Cadê o silêncio? Ele pulsa entre os raios de sol que nos separa, entre a terra arada; entre a videira, entre o cálice de vinho, entre o átrio; entre, entre, entre, entre, entre...

Lilian Flôres

segunda-feira, 20 de julho de 2009

TERRAS DESCONHECIDAS

Isso não é um conto, é um sonho. E sonhos são feitos de açúcar. Mas eu quero o fel, quero o que me é proibido. Mesmo que me seja negado. E assim posso sentir ao acordar o gosto de leite talhado, azedo, amargo entre minha saliva e meus dentes.

Sei que terei que despir-me de mim mesma e criar uma mulher. Uma mulher que precisará morrer no final dessa história. Por que estou contando o final? Também não sei. Talvez, porque minha natureza seja desobedecer. Talvez, porque sei que você não gosta de saber o final antes que seja o final. Porém, como isso não é um conto, revelei-te o recheio desse sonho com muito fel e mel.

Luana nasceu condenada a desobedecer. É seu instinto. Quanto mais desobedecia, mais queria desobedecer. Não sei explicar o que a movia fazer justamente o que não queria. E melhor, a fazer justamente o que as pessoas não esperariam dela.

Ela é meu oposto. Por isso estou inventando-a. Nela há um quê de verdade. Nela há um quê de pureza temperado levemente com um quê de sensualidade. Essa pureza provoca-lhe medo, ao mesmo tempo que a sensualidade provoca-lhe coragem. Medo de tocar no que lhe é proibido. Medo de ter o que não lhe pertence.
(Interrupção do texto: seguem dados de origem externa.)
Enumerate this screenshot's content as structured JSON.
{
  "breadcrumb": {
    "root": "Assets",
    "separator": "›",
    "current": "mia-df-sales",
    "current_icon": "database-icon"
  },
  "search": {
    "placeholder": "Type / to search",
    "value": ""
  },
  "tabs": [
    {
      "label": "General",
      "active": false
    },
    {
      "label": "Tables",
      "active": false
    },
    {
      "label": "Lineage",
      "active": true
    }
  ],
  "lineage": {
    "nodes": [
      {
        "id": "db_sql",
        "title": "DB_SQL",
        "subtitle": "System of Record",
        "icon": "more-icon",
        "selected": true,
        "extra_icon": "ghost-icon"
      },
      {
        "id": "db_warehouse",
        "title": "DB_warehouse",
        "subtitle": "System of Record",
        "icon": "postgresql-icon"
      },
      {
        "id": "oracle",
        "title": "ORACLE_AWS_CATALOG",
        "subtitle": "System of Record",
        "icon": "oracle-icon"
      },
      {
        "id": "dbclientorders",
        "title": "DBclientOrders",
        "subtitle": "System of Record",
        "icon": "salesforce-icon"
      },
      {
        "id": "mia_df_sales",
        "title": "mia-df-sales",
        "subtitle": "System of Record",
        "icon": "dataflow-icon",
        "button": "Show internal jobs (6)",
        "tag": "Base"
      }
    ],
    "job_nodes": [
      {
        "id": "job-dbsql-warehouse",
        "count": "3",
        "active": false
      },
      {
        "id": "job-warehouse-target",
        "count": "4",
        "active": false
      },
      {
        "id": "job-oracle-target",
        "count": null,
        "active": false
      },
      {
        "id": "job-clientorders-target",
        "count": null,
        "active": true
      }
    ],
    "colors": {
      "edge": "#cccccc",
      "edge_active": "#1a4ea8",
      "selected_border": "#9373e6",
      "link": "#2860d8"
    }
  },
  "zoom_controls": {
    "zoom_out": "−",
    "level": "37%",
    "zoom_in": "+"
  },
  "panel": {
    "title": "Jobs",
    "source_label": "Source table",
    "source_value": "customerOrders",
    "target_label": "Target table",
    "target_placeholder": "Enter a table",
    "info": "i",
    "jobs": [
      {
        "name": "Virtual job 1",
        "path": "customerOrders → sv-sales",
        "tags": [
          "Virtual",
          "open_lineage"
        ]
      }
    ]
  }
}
Mas existe alguém que pertença a alguém? Enfim, o medo lhe protege de pisar em terras desconhecidas. Já a sensualidade que percorre suas veias com suavidade, impulsionando-lhe a uma coragem quase que inata. Uma vontade de continuar, de enfrentar as feras e domá-las com carne e vinho.

Essa coragem é que lhe fez participar desse sonho. Um sonho em que ela desconhece o personagem principal. Um sonho que é sonhado por outra pessoa: o desconhecido, o narrador ou a narradora?

Só pode ser a obediência. Eu não me importo de ser a coadjuvante dessa história. O importante é sonhar, mesmo que esse sonho não me pertença. Mesmo que esse sonho seja parcialmente meu.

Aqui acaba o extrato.